Congress substituted the tonic of freedom for FDR’s New Deal revival and the American economy recovered well. Unemployment, which had been in double digits throughout the 1930s, was only 3.9% in 1946 and, except for a couple of short recessions, remained in that range for the next decade.
The Great Depression was over, no thanks to FDR. Yet the myth of his New Deal lives on. With the current effort by President Obama to emulate some of FDR’s programs to get us out of the recent deep recession, this myth should be laid to rest.
Tom Maher
6 years 2 months ago
The U.S. Constitution and American political tradition and culture does not have "fairness"  as a central or foundational legal or politcal principle.  American politics operates in a much older and broader framework which originated from the American Revolution not the New Deal .

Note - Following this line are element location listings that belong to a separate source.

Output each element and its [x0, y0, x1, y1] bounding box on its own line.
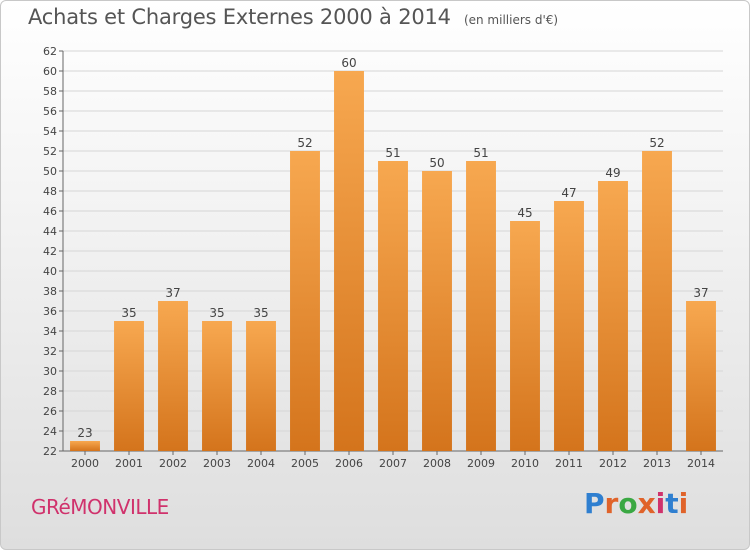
bar	[422, 171, 452, 451]
y-tick-label: 42	[43, 245, 57, 258]
x-tick-label: 2012	[599, 457, 627, 470]
y-tick-label: 40	[43, 265, 57, 278]
bar	[202, 321, 232, 451]
data-label: 52	[649, 136, 664, 150]
bar	[554, 201, 584, 451]
data-labels: 23 35 37 35 35 52 60 51 50 51 45 47 49 52 37	[77, 56, 708, 440]
y-tick-label: 62	[43, 45, 57, 58]
logo-letter: P	[584, 487, 605, 520]
x-tick-label: 2005	[291, 457, 319, 470]
logo-letter: x	[637, 487, 656, 520]
x-tick-label: 2004	[247, 457, 275, 470]
bars	[70, 71, 716, 451]
bar	[378, 161, 408, 451]
bar	[510, 221, 540, 451]
logo-letter: i	[678, 487, 689, 520]
data-label: 37	[693, 286, 708, 300]
y-tick-label: 44	[43, 225, 57, 238]
y-tick-label: 48	[43, 185, 57, 198]
bar	[246, 321, 276, 451]
y-tick-label: 38	[43, 285, 57, 298]
x-tick-label: 2011	[555, 457, 583, 470]
logo-letter: r	[604, 487, 619, 520]
logo-letter: i	[655, 487, 666, 520]
x-tick-label: 2014	[687, 457, 715, 470]
bar	[114, 321, 144, 451]
data-label: 45	[517, 206, 532, 220]
y-tick-label: 22	[43, 445, 57, 458]
data-label: 35	[121, 306, 136, 320]
y-tick-label: 60	[43, 65, 57, 78]
y-tick-label: 54	[43, 125, 57, 138]
bar	[290, 151, 320, 451]
y-tick-label: 34	[43, 325, 57, 338]
bar	[642, 151, 672, 451]
bar	[334, 71, 364, 451]
bar	[598, 181, 628, 451]
x-tick-label: 2000	[71, 457, 99, 470]
y-tick-label: 56	[43, 105, 57, 118]
bar	[158, 301, 188, 451]
x-tick-label: 2008	[423, 457, 451, 470]
data-label: 35	[253, 306, 268, 320]
y-tick-label: 50	[43, 165, 57, 178]
data-label: 51	[473, 146, 488, 160]
bar	[686, 301, 716, 451]
y-tick-label: 26	[43, 405, 57, 418]
chart-subtitle: (en milliers d'€)	[463, 13, 559, 27]
title-row: Achats et Charges Externes 2000 à 2014 (…	[28, 5, 558, 29]
data-label: 52	[297, 136, 312, 150]
y-tick-label: 52	[43, 145, 57, 158]
y-tick-label: 36	[43, 305, 57, 318]
x-tick-label: 2007	[379, 457, 407, 470]
x-tick-label: 2006	[335, 457, 363, 470]
x-tick-label: 2013	[643, 457, 671, 470]
data-label: 60	[341, 56, 356, 70]
y-tick-label: 28	[43, 385, 57, 398]
y-tick-label: 24	[43, 425, 57, 438]
y-tick-label: 46	[43, 205, 57, 218]
x-tick-label: 2010	[511, 457, 539, 470]
proxiti-logo[interactable]: Proxiti	[584, 487, 688, 520]
y-tick-label: 58	[43, 85, 57, 98]
x-tick-label: 2003	[203, 457, 231, 470]
bar	[70, 441, 100, 451]
data-label: 49	[605, 166, 620, 180]
data-label: 35	[209, 306, 224, 320]
x-tick-label: 2009	[467, 457, 495, 470]
data-label: 47	[561, 186, 576, 200]
data-label: 50	[429, 156, 444, 170]
y-tick-label: 32	[43, 345, 57, 358]
x-tick-label: 2002	[159, 457, 187, 470]
data-label: 51	[385, 146, 400, 160]
logo-letter: t	[665, 487, 679, 520]
x-tick-label: 2001	[115, 457, 143, 470]
commune-name: GRéMONVILLE	[31, 495, 169, 519]
y-tick-label: 30	[43, 365, 57, 378]
data-label: 37	[165, 286, 180, 300]
logo-letter: o	[618, 487, 638, 520]
bar	[466, 161, 496, 451]
data-label: 23	[77, 426, 92, 440]
chart-title: Achats et Charges Externes 2000 à 2014	[28, 5, 451, 29]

The politcs of the New Deal are the reaction to the extreme and unusual  social and economic conditions of the Great Depression of the 1930s.  The world and the economy are now very different than in the 1930s.   New Deal politics and programs makes no sense in the context of 21 st century world and economy.  For example, the 2009 massive 1930s style economic stimulus program produced no jobs or economic results and cost almost a trillion dollars.  Fairness has nothing to do with having a sound economic policy that works in today's world. 
6 years 2 months ago
''recommend the destruction of Medicare, welfare, the postal system, Social Security and public education.''


If Friedman did say these things, then hurrah for Milton Friedman.  He was not advocating the abolishing of these activities, just how they were organized and funded.   Welfare has been a disaster for the country especially the poor as it created more poor and destroyed family life, the postal system is going out of business and maybe if it had to compete it would have been a financially stronger organization, social security has gone way beyond its original intention and is going broke, medicare is draining the funds of the country and I never sent my kids to one day of public education and they are the better for it.


So let's here it for Milton Friedman, a very prescient observer of the world.
6 years 2 months ago
"Uncle Milty was a free market utopian who was wrong time & again."

A strange assertion for a Nobel prize-winning economist. Or perhaps given Krugmann's prize, maybe it's the Nobel committee that's wrong time and again.